Ich war froh, im Schatten sitzen zu können. Trotzdem wurde auch mir langsam warm und so nahm ich meine Schultasche und zog die Flasche mit der noch kalten Limonade hervor.

»Ganz schön warm heute«, bemerkte ich. »Möchtest du vielleicht auch einen Schluck?«, bot ich Maria die Flasche an.

Sie warf mir einen unsicheren Blick zu, dann schien sie sich einen Ruck zu geben.

»Ja, gerne, ist wirklich sehr warm heute.« Geschickt schob sie ihre Hände aus den Durchgriffen ihres Capes hervor und nahm die angebotene Flasche entgegen. Schnell schraubte sie den Deckel ab und nahm einen tiefen Zug.

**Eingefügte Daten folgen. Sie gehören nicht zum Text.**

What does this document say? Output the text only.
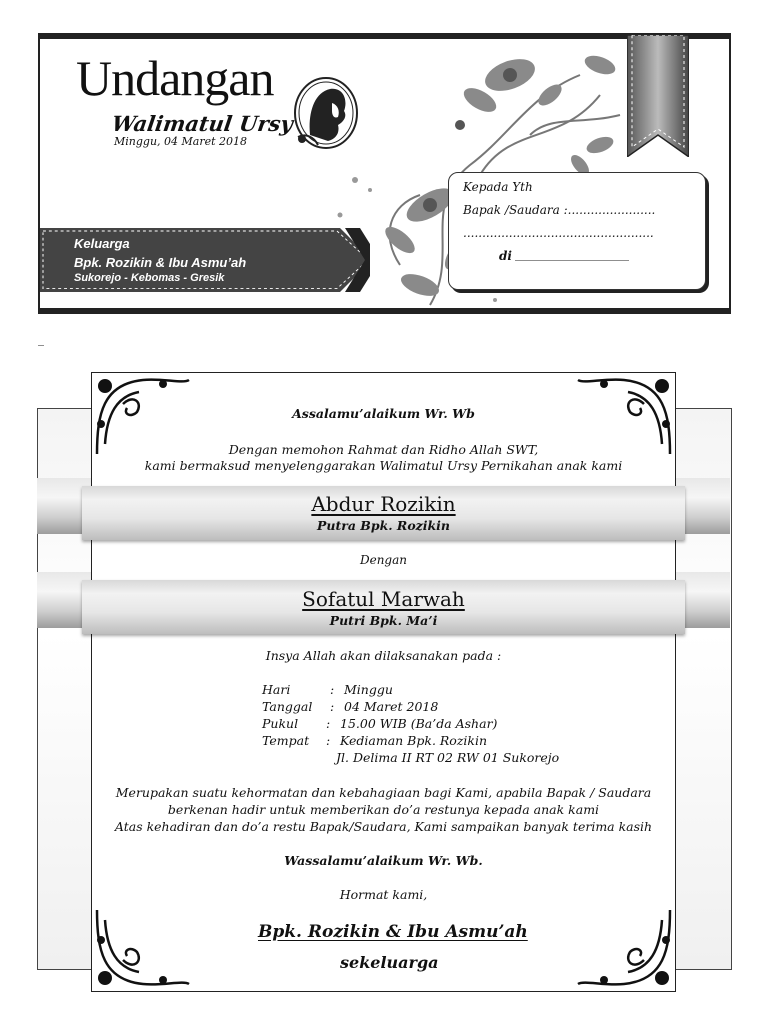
Undangan
Walimatul Ursy
Minggu, 04 Maret 2018
Keluarga
Bpk. Rozikin & Ibu Asmu’ah
Sukorejo - Kebomas - Gresik
Kepada Yth
Bapak /Saudara :.......................
..................................................
di ___________________
_
Assalamu’alaikum Wr. Wb
Dengan memohon Rahmat dan Ridho Allah SWT,
kami bermaksud menyelenggarakan Walimatul Ursy Pernikahan anak kami
Abdur Rozikin
Putra Bpk. Rozikin
Dengan
Sofatul Marwah
Putri Bpk. Ma’i
Insya Allah akan dilaksanakan pada :
Hari	: Minggu
Tanggal : 04 Maret 2018
Pukul : 15.00 WIB (Ba’da Ashar)
Tempat : Kediaman Bpk. Rozikin
Jl. Delima II RT 02 RW 01 Sukorejo
Merupakan suatu kehormatan dan kebahagiaan bagi Kami, apabila Bapak / Saudara
berkenan hadir untuk memberikan do’a restunya kepada anak kami
Atas kehadiran dan do’a restu Bapak/Saudara, Kami sampaikan banyak terima kasih
Wassalamu’alaikum Wr. Wb.
Hormat kami,
Bpk. Rozikin & Ibu Asmu’ah
sekeluarga
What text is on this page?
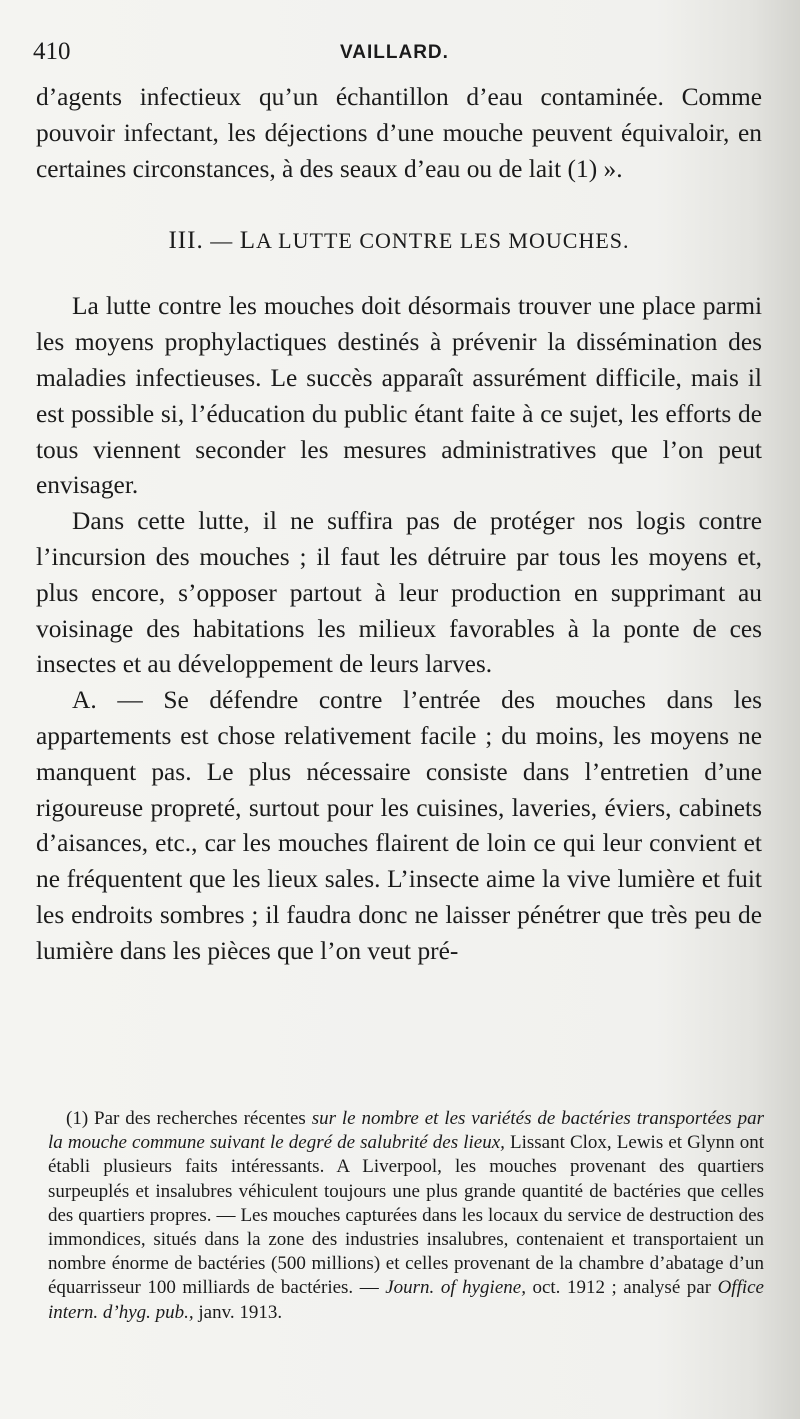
410	VAILLARD.

d’agents infectieux qu’un échantillon d’eau contaminée. Comme pouvoir infectant, les déjections d’une mouche peuvent équivaloir, en certaines circonstances, à des seaux d’eau ou de lait (1) ».

III. — LA LUTTE CONTRE LES MOUCHES.

La lutte contre les mouches doit désormais trouver une place parmi les moyens prophylactiques destinés à prévenir la dissémination des maladies infectieuses. Le succès apparaît assurément difficile, mais il est possible si, l’éducation du public étant faite à ce sujet, les efforts de tous viennent seconder les mesures administratives que l’on peut envisager.

Dans cette lutte, il ne suffira pas de protéger nos logis contre l’incursion des mouches ; il faut les détruire par tous les moyens et, plus encore, s’opposer partout à leur production en supprimant au voisinage des habitations les milieux favorables à la ponte de ces insectes et au développement de leurs larves.

A. — Se défendre contre l’entrée des mouches dans les appartements est chose relativement facile ; du moins, les moyens ne manquent pas. Le plus nécessaire consiste dans l’entretien d’une rigoureuse propreté, surtout pour les cuisines, laveries, éviers, cabinets d’aisances, etc., car les mouches flairent de loin ce qui leur convient et ne fréquentent que les lieux sales. L’insecte aime la vive lumière et fuit les endroits sombres ; il faudra donc ne laisser pénétrer que très peu de lumière dans les pièces que l’on veut pré-

(1) Par des recherches récentes sur le nombre et les variétés de bactéries transportées par la mouche commune suivant le degré de salubrité des lieux, Lissant Clox, Lewis et Glynn ont établi plusieurs faits intéressants. A Liverpool, les mouches provenant des quartiers surpeuplés et insalubres véhiculent toujours une plus grande quantité de bactéries que celles des quartiers propres. — Les mouches capturées dans les locaux du service de destruction des immondices, situés dans la zone des industries insalubres, contenaient et transportaient un nombre énorme de bactéries (500 millions) et celles provenant de la chambre d’abatage d’un équarrisseur 100 milliards de bactéries. — Journ. of hygiene, oct. 1912 ; analysé par Office intern. d’hyg. pub., janv. 1913.
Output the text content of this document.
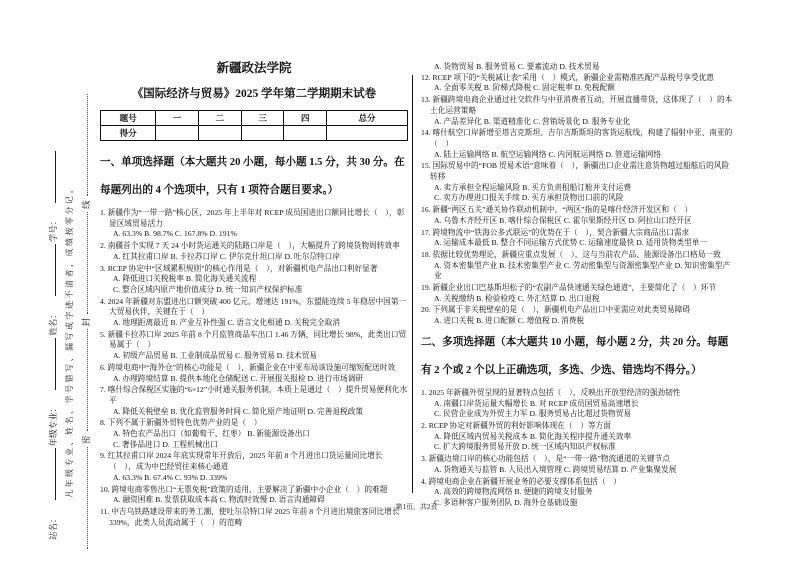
站名： 年级专业： 姓名： 学号： 凡年级专业、姓名、学号错写、漏写或字迹不清者，成绩按零分记。 密封线
新疆政法学院
《国际经济与贸易》2025 学年第二学期期末试卷
题号	一	二	三	四	总分
得分					
一、单项选择题（本大题共 20 小题，每小题 1.5 分，共 30 分。在每题列出的 4 个选项中，只有 1 项符合题目要求。）
1. 新疆作为“一带一路”核心区，2025 年上半年对 RCEP 成员国进出口额同比增长（　），彰显区域贸易活力
A. 63.3% B. 98.7% C. 167.8% D. 191%
2. 南疆首个实现 7 天 24 小时货运通关的陆路口岸是（　），大幅提升了跨境货物周转效率
A. 红其拉甫口岸 B. 卡拉苏口岸 C. 伊尔克什坦口岸 D. 吐尔尕特口岸
3. RCEP 协定中“区域累积规则”的核心作用是（　），对新疆机电产品出口利好显著
A. 降低进口关税税率 B. 简化海关通关流程
C. 整合区域内原产地价值成分 D. 统一知识产权保护标准
4. 2024 年新疆对东盟进出口额突破 400 亿元，增速达 191%，东盟能连续 5 年稳居中国第一大贸易伙伴，关键在于（　）
A. 地理距离最近 B. 产业互补性强 C. 语言文化相通 D. 关税完全取消
5. 新疆卡拉苏口岸 2025 年前 8 个月监管商品车出口 1.46 万辆，同比增长 98%，此类出口贸易属于（　）
A. 初级产品贸易 B. 工业制成品贸易 C. 服务贸易 D. 技术贸易
6. 跨境电商中“海外仓”的核心功能是（　），新疆企业在中亚布局该设施可缩短配送时效
A. 办理跨境结算 B. 提供本地化仓储配送 C. 开展报关报检 D. 进行市场调研
7. 喀什综合保税区实施的“6×12”小时通关服务机制，本质上是通过（　）提升贸易便利化水平
A. 降低关税壁垒 B. 优化监管服务时间 C. 简化原产地证明 D. 完善退税政策
8. 下列不属于新疆外贸特色优势产业的是（　）
A. 特色农产品出口（如葡萄干、红枣） B. 新能源设备出口
C. 奢侈品进口 D. 工程机械出口
9. 红其拉甫口岸 2024 年底实现常年开放后，2025 年前 8 个月进出口货运量同比增长（　），成为中巴经贸往来核心通道
A. 63.3% B. 67.4% C. 93% D. 339%
10. 跨境电商零售出口“无票免税”政策的适用，主要解决了新疆中小企业（　）的难题
A. 融资困难 B. 发票获取成本高 C. 物流时效慢 D. 语言沟通障碍
11. 中吉乌铁路建设带来的务工潮，使吐尔尕特口岸 2025 年前 8 个月进出境旅客同比增长 339%，此类人员流动属于（　）的范畴
A. 货物贸易 B. 服务贸易 C. 要素流动 D. 技术贸易
12. RCEP 项下的“关税减让表”采用（　）模式，新疆企业需精准匹配产品税号享受优惠
A. 全面零关税 B. 阶梯式降税 C. 固定税率 D. 免税配额
13. 新疆跨境电商企业通过社交软件与中亚消费者互动，开展直播带货，这体现了（　）的本土化运营策略
A. 产品差异化 B. 渠道精准化 C. 营销场景化 D. 服务专业化
14. 喀什航空口岸新增至塔吉克斯坦、吉尔吉斯斯坦的客货运航线，构建了辐射中亚、南亚的（　）
A. 陆上运输网络 B. 航空运输网络 C. 内河航运网络 D. 管道运输网络
15. 国际贸易中的“FOB 贸易术语”意味着（　），新疆出口企业需注意货物越过船舷后的风险转移
A. 卖方承担全程运输风险 B. 买方负责租船订舱并支付运费
C. 卖方办理进口报关手续 D. 买方承担货物出口前的风险
16. 新疆“两区五关”通关协作联动机制中，“两区”指的是喀什经济开发区和（　）
A. 乌鲁木齐经开区 B. 喀什综合保税区 C. 霍尔果斯经开区 D. 阿拉山口经开区
17. 跨境物流中“铁海公多式联运”的优势在于（　），契合新疆大宗商品出口需求
A. 运输成本最低 B. 整合不同运输方式优势 C. 运输速度最快 D. 适用货物类型单一
18. 依据比较优势理论，新疆应重点发展（　），这与当前农产品、能源设备出口格局一致
A. 资本密集型产业 B. 技术密集型产业 C. 劳动密集型与资源密集型产业 D. 知识密集型产业
19. 新疆企业出口巴基斯坦松子的“农副产品快速通关绿色通道”，主要简化了（　）环节
A. 关税缴纳 B. 检验检疫 C. 外汇结算 D. 出口退税
20. 下列属于非关税壁垒的是（　），新疆机电产品出口中亚需应对此类贸易障碍
A. 进口关税 B. 进口配额 C. 增值税 D. 消费税
二、多项选择题（本大题共 10 小题，每小题 2 分，共 20 分。每题有 2 个或 2 个以上正确选项，多选、少选、错选均不得分。）
1. 2025 年新疆外贸呈现的显著特点包括（　），反映出开放型经济的强劲韧性
A. 南疆口岸货运量大幅增长 B. 对 RCEP 成员国贸易高速增长
C. 民营企业成为外贸主力军 D. 服务贸易占比超过货物贸易
2. RCEP 协定对新疆外贸的利好影响体现在（　）等方面
A. 降低区域内贸易关税成本 B. 简化海关程序提升通关效率
C. 扩大跨境服务贸易开放 D. 统一区域内知识产权标准
3. 新疆边境口岸的核心功能包括（　），是“一带一路”物流通道的关键节点
A. 货物通关与监管 B. 人员出入境管理 C. 跨境贸易结算 D. 产业集聚发展
4. 跨境电商企业在新疆开展业务的必要支撑体系包括（　）
A. 高效的跨境物流网络 B. 便捷的跨境支付服务
C. 多语种客户服务团队 D. 海外仓基础设施
第1页，共2页
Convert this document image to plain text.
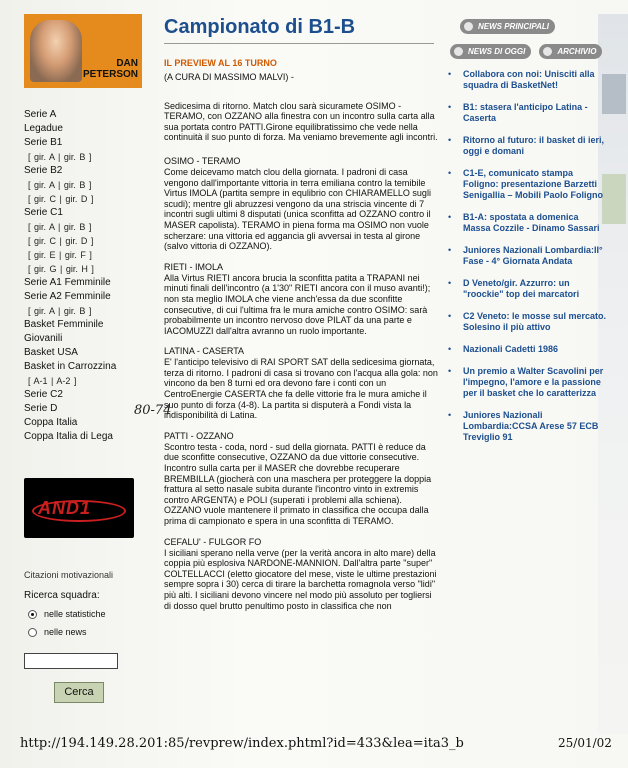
DAN
PETERSON
Serie A
Legadue
Serie B1
[ gir. A | gir. B ]
Serie B2
[ gir. A | gir. B ]
[ gir. C | gir. D ]
Serie C1
[ gir. A | gir. B ]
[ gir. C | gir. D ]
[ gir. E | gir. F ]
[ gir. G | gir. H ]
Serie A1 Femminile
Serie A2 Femminile
[ gir. A | gir. B ]
Basket Femminile
Giovanili
Basket USA
Basket in Carrozzina
[ A-1 | A-2 ]
Serie C2
Serie D
Coppa Italia
Coppa Italia di Lega
AND1
Citazioni motivazionali
Ricerca squadra:
nelle statistiche
nelle news
Cerca
Campionato di B1-B
IL PREVIEW AL 16 TURNO
(A CURA DI MASSIMO MALVI) -
Sedicesima di ritorno. Match clou sarà sicuramete OSIMO - TERAMO, con OZZANO alla finestra con un incontro sulla carta alla sua portata contro PATTI.Girone equilibratissimo che vede nella continuità il suo punto di forza. Ma veniamo brevemente agli incontri.
OSIMO - TERAMO
Come deicevamo match clou della giornata. I padroni di casa vengono dall'importante vittoria in terra emiliana contro la temibile Virtus IMOLA (partita sempre in equlibrio con CHIARAMELLO sugli scudi); mentre gli abruzzesi vengono da una striscia vincente di 7 incontri sugli ultimi 8 disputati (unica sconfitta ad OZZANO contro il MASER capolista). TERAMO in piena forma ma OSIMO non vuole scherzare: una vittoria ed aggancia gli avversai in testa al girone (salvo vittoria di OZZANO).
RIETI - IMOLA
Alla Virtus RIETI ancora brucia la sconfitta patita a TRAPANI nei minuti finali dell'incontro (a 1'30" RIETI ancora con il muso avanti!); non sta meglio IMOLA che viene anch'essa da due sconfitte consecutive, di cui l'ultima fra le mura amiche contro OSIMO: sarà probabilmente un incontro nervoso dove PILAT da una parte e IACOMUZZI dall'altra avranno un ruolo importante.
LATINA - CASERTA
E' l'anticipo televisivo di RAI SPORT SAT della sedicesima giornata, terza di ritorno. I padroni di casa si trovano con l'acqua alla gola: non vincono da ben 8 turni ed ora devono fare i conti con un CentroEnergie CASERTA che fa delle vittorie fra le mura amiche il suo punto di forza (4-8). La partita si disputerà a Fondi vista la indisponibilità di Latina.
PATTI - OZZANO
Scontro testa - coda, nord - sud della giornata. PATTI è reduce da due sconfitte consecutive, OZZANO da due vittorie consecutive. Incontro sulla carta per il MASER che dovrebbe recuperare BREMBILLA (giocherà con una maschera per proteggere la doppia frattura al setto nasale subita durante l'incontro vinto in extremis contro ARGENTA) e POLI (superati i problemi alla schiena). OZZANO vuole mantenere il primato in classifica che occupa dalla prima di campionato e spera in una sconfitta di TERAMO.
CEFALU' - FULGOR FO
I siciliani sperano nella verve (per la verità ancora in alto mare) della coppia più esplosiva NARDONE-MANNION. Dall'altra parte "super" COLTELLACCI (eletto giocatore del mese, viste le ultime prestazioni sempre sopra i 30) cerca di tirare la barchetta romagnola verso "lidi" più alti. I siciliani devono vincere nel modo più assoluto per togliersi di dosso quel brutto penultimo posto in classifica che non
80-74
NEWS PRINCIPALI
NEWS DI OGGI	ARCHIVIO
•	Collabora con noi: Unisciti alla squadra di BasketNet!
•	B1: stasera l'anticipo Latina - Caserta
•	Ritorno al futuro: il basket di ieri, oggi e domani
•	C1-E, comunicato stampa Foligno: presentazione Barzetti Senigallia – Mobili Paolo Foligno
•	B1-A: spostata a domenica Massa Cozzile - Dinamo Sassari
•	Juniores Nazionali Lombardia:II° Fase - 4° Giornata Andata
•	D Veneto/gir. Azzurro: un "roockie" top dei marcatori
•	C2 Veneto: le mosse sul mercato. Solesino il più attivo
•	Nazionali Cadetti 1986
•	Un premio a Walter Scavolini per l'impegno, l'amore e la passione per il basket che lo caratterizza
•	Juniores Nazionali Lombardia:CCSA Arese 57 ECB Treviglio 91
http://194.149.28.201:85/revprew/index.phtml?id=433&lea=ita3_b	25/01/02
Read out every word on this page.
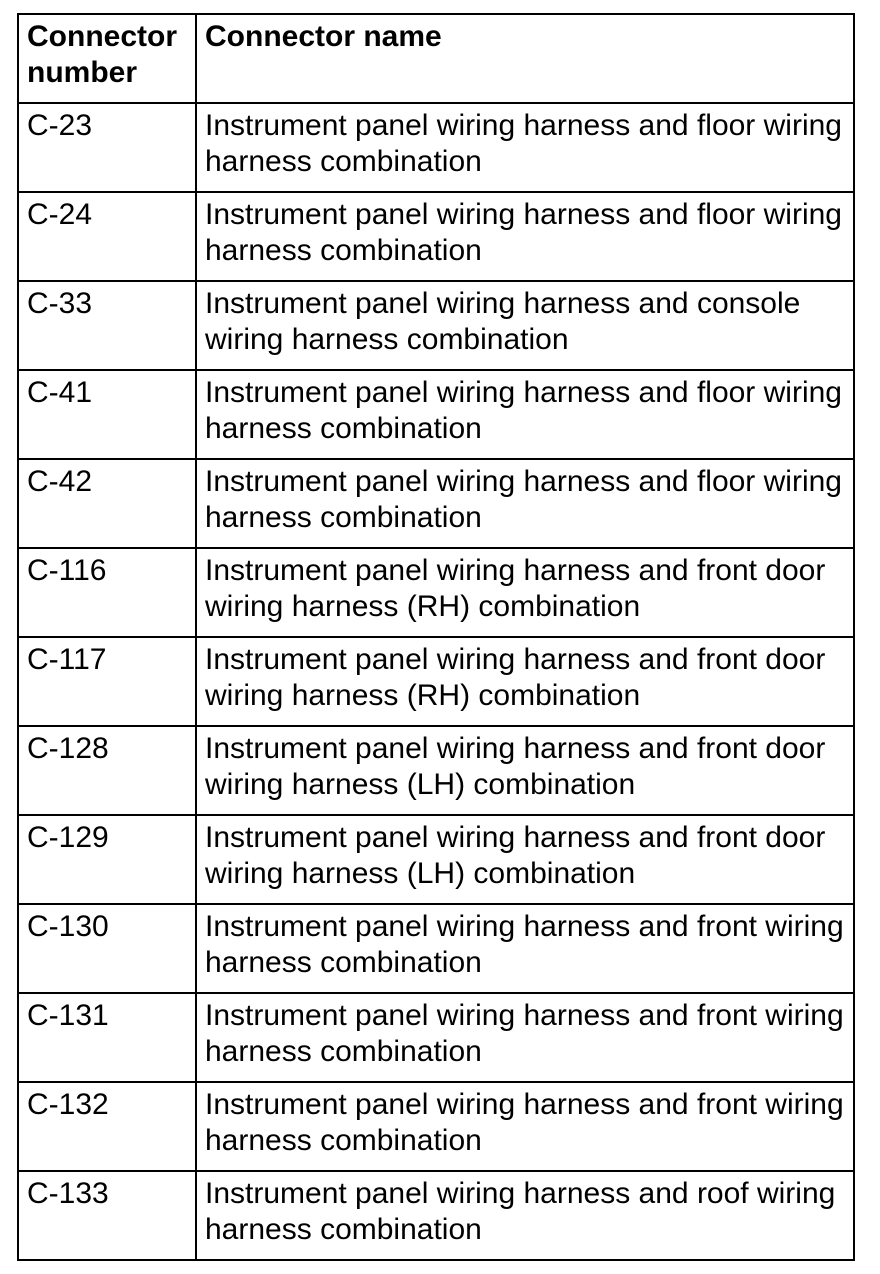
Connector number	Connector name
C-23	Instrument panel wiring harness and floor wiring harness combination
C-24	Instrument panel wiring harness and floor wiring harness combination
C-33	Instrument panel wiring harness and console wiring harness combination
C-41	Instrument panel wiring harness and floor wiring harness combination
C-42	Instrument panel wiring harness and floor wiring harness combination
C-116	Instrument panel wiring harness and front door wiring harness (RH) combination
C-117	Instrument panel wiring harness and front door wiring harness (RH) combination
C-128	Instrument panel wiring harness and front door wiring harness (LH) combination
C-129	Instrument panel wiring harness and front door wiring harness (LH) combination
C-130	Instrument panel wiring harness and front wiring harness combination
C-131	Instrument panel wiring harness and front wiring harness combination
C-132	Instrument panel wiring harness and front wiring harness combination
C-133	Instrument panel wiring harness and roof wiring harness combination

»Danke. Das hat wirklich gut getan.« Sie hatte ihr Lächeln wiedergefunden, als sie mir die Flasche zurückgab.

»Gern geschehen.« Mehr konnte ich nicht antworten. Mein Hals war trocken und so nahm ich schnell einen Schluck Limonade.

Wieder hatte Maria mich in Erstaunen versetzt. Sie trug Handschuhe! Es schienen dünne Lederhandschuhe zu sein, im gleichen Farbton wie ihr Cape, so eng, das sie ihre zarten Hände wie eine zweite Haut umschlossen.

Verstohlen schaute ich noch einmal zu Maria hinüber. Aber sie hatte ihre Hände schon wieder unter dem Cape zurückgezogen.

Wie verwirrt ich war! Tausend Fragen kreisten mir im Kopf. Warum war dieses Mädchen so angezogen? Sie trug Kleidung, die sie vollständig verhüllte, eine Kleidung, die gerade mal eben das Gesicht herausschauen ließ. Und es waren Kleidungstücke, die alles Andere als der Mode letzter Schrei waren. Alles war untypisch, so völlig anders. Alle Mädchen, die ich bisher kennen gelernt hatte, trugen möglichst knappe, ja oft aufreizende Kleidung. Maria schien das genaue Gegenteil zu sein. Sie schien sich durch ihre Kleidung verhüllen, ja fast zu verstecken zu wollen.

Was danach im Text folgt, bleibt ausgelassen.